The Labour Party has announced a guarantee to give young people independent, face-to-face advice, delivered by careers professionals trained to provide information and guidance on academic and vocational qualifications.

I spent more time choosing my first digital camera than I did my career. Although I knew what I wanted to do at a young age, I’d have certainly benefited from advice suggesting other ideas and options. That’s probably why I’ve shifted career direction twice since graduating from university.

Disabled people also need an element of vision as to how their condition might affect their work and choice of career. Although career options should never be closed off for disabled people, it seems sensible to advise young disabled people to think carefully about the kind of working conditions that would allow them to thrive both physically and mentally and for them to be cautious about taking on roles that will condemn them to exacerbations.

Any careers advice should be individually tailored to suit and therefore involve different ideas that will help disabled people access the help they need to become a success at whatever they choose to do. Ideas like getting in touch with ‘Access To Work’ or applying assistive technology as well as reasonable adaptations will be essential to their career success – all within the arena of the rights of disabled people in the workforce.

The careers landscape is vast but yet young people still seem to be shuffled into roles where they don’t always get to use their individual skills, specific qualifications or indeed personal traits – hence we get people working in customer service that quite obviously have no interest in and a disdain for, serving customers!

Figures published this week by the National Office for Statistics state that British workers are less productive than workers in Italy and France. Are we lazy or are we just not getting the best out of people as a resource?
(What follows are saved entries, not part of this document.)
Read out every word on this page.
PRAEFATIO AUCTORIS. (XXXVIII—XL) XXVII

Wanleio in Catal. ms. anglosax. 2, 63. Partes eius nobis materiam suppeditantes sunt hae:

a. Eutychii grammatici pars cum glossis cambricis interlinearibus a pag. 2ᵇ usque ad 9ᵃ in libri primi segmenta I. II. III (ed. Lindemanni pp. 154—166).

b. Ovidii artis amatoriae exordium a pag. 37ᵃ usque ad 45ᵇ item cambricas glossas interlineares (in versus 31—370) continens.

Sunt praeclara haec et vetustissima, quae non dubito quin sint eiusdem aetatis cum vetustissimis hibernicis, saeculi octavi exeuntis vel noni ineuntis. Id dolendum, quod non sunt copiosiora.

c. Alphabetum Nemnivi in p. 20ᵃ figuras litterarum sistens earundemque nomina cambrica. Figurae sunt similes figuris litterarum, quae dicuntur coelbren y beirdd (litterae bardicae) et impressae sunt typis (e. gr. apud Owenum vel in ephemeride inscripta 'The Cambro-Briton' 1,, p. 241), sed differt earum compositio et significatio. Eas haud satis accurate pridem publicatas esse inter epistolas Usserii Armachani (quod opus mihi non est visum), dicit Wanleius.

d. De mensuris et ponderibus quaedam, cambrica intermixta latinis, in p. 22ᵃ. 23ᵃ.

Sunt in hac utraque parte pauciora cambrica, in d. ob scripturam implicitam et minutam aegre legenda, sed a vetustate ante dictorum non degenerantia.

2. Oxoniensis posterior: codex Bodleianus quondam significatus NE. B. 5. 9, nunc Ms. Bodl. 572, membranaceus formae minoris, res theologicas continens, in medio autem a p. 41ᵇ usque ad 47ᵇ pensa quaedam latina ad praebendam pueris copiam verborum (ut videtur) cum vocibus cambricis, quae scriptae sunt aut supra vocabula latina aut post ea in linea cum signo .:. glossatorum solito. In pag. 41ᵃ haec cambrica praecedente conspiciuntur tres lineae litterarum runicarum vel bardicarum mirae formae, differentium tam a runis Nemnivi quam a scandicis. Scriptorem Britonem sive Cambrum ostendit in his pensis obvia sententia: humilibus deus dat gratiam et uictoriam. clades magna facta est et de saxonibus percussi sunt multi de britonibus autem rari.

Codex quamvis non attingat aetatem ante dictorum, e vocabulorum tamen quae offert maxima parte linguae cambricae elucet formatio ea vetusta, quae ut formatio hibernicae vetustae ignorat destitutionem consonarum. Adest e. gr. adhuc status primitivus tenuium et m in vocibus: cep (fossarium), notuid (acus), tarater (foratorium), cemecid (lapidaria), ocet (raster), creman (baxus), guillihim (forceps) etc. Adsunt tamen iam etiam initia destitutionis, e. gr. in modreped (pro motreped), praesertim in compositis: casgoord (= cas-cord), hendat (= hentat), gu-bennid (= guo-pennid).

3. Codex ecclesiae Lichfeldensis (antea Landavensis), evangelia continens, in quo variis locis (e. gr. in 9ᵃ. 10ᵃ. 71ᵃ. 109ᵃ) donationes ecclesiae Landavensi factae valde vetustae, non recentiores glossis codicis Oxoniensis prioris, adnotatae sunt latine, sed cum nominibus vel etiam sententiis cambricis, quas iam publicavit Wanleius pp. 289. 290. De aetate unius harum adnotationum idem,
Disabled people are statistically amongst the most loyal and hardworking – in that they have fewer days off sick (perhaps because of the care they take in monitoring their own conditions).

My hope is that whoever wins the election, schemes like the Disability Confident roadshow as set up under the Conservatives a couple of years ago will continue to make a difference to young people in choosing a career and also to employers in terms of seeing beyond disability and utilising a ready workforce.